The Independent London Newspaper
17th May 2012

Letters

All is not well with the press

Published: 12 January, 2012
by JOHN GULLIVER

THE Leveson inquiry into media standards is in full swing.

And last year the Attorney General, Dominic Grieve, had two tabloids fined for contempt of court.

They had turned an innocent man, Christopher Jefferies, into a prime murder suspect in the Joanne Yeates case.

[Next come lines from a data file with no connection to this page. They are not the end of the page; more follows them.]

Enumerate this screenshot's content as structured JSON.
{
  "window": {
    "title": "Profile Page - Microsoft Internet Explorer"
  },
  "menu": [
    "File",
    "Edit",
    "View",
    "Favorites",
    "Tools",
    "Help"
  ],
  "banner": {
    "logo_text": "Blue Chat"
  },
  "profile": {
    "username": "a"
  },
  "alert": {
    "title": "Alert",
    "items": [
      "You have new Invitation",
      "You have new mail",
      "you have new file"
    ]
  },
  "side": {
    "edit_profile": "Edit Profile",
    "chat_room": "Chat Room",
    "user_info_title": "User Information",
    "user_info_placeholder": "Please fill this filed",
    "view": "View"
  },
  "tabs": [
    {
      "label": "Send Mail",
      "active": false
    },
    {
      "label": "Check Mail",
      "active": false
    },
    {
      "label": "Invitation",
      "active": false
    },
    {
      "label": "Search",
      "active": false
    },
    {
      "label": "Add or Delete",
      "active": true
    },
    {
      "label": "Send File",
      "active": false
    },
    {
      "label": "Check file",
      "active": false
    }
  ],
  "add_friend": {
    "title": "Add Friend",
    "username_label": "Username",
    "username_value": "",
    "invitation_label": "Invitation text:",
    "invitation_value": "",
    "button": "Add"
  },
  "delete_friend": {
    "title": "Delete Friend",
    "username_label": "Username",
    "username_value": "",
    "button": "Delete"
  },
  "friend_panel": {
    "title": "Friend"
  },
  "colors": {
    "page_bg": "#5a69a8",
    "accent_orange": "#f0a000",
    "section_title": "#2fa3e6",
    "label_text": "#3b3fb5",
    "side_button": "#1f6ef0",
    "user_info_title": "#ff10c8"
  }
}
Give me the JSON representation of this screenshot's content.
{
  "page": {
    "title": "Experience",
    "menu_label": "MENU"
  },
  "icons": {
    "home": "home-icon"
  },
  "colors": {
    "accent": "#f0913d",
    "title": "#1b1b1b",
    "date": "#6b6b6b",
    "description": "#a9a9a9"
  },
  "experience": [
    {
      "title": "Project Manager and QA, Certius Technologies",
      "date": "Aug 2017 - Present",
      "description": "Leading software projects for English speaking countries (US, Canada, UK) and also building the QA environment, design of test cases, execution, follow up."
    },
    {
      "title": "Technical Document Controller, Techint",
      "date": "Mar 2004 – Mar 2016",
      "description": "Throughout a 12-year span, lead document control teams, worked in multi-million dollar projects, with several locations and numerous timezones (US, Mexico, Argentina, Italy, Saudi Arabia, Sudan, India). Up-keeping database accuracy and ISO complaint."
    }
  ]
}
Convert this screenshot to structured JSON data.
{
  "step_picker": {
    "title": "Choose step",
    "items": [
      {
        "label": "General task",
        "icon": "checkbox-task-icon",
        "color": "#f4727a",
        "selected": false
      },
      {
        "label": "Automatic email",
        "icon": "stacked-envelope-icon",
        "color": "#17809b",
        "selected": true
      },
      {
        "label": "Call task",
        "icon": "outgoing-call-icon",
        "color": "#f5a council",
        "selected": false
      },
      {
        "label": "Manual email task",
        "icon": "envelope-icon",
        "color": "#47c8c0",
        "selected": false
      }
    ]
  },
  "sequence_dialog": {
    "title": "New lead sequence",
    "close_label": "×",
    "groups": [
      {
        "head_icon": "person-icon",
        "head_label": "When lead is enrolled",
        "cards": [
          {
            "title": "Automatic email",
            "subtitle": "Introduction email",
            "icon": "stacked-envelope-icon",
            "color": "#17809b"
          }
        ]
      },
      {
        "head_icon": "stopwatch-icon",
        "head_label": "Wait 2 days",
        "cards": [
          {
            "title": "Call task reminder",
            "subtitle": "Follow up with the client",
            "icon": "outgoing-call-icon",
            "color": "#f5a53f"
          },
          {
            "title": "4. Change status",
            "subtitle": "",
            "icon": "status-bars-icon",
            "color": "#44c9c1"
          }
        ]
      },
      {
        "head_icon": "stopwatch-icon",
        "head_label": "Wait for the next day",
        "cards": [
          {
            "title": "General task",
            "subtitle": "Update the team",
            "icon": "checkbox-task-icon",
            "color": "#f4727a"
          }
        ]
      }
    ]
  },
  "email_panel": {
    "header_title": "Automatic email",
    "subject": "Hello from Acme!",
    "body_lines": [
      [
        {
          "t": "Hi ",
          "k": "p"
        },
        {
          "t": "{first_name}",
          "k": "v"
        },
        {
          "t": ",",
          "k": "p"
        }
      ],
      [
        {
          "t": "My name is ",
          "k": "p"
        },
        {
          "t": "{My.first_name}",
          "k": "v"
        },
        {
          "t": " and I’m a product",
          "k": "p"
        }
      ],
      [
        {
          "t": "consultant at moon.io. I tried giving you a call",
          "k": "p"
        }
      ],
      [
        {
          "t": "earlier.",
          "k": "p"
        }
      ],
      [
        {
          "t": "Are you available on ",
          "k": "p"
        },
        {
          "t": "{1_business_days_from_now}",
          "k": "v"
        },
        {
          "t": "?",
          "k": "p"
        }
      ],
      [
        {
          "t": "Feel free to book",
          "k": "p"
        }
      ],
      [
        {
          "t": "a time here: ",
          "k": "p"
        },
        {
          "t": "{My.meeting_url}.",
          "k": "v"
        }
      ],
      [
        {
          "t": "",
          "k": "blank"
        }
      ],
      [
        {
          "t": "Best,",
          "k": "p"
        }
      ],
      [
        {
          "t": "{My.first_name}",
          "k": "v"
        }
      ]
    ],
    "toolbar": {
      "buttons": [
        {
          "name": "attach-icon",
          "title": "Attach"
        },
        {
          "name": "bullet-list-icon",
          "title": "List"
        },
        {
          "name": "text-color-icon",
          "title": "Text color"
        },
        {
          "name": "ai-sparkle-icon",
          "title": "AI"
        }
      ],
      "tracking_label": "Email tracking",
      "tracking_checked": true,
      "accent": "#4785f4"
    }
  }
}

So, all should be well with daily newspapers.

But is it?

This week newspapers, especially the tabloids, were at it again, in my opinion.

Stories alongside a picture of a named hospital nurse arrested as a murder suspect appeared in the dailies, more lavishly in the tabloids.

If a person has been arrested, but not charged, newspapers have greater freedom in reporting a person’s possible involvement with a crime.

Once charged, the curtain comes down on what can be reported.

Taking advantage of this “law” governing reporting, newspapers have gone to town on the case. Where did the nurse’s name come from?

Possibly, from the police – just as they revealed Christopher Jefferies name last year.

Even so, that does not let the newspapers of the moral peg.

Since the 1980s, and the rise of the Murdoch empire, newspapers have begun to ape the US gutter press.

The result?

The unfair, irresponsible stories published today.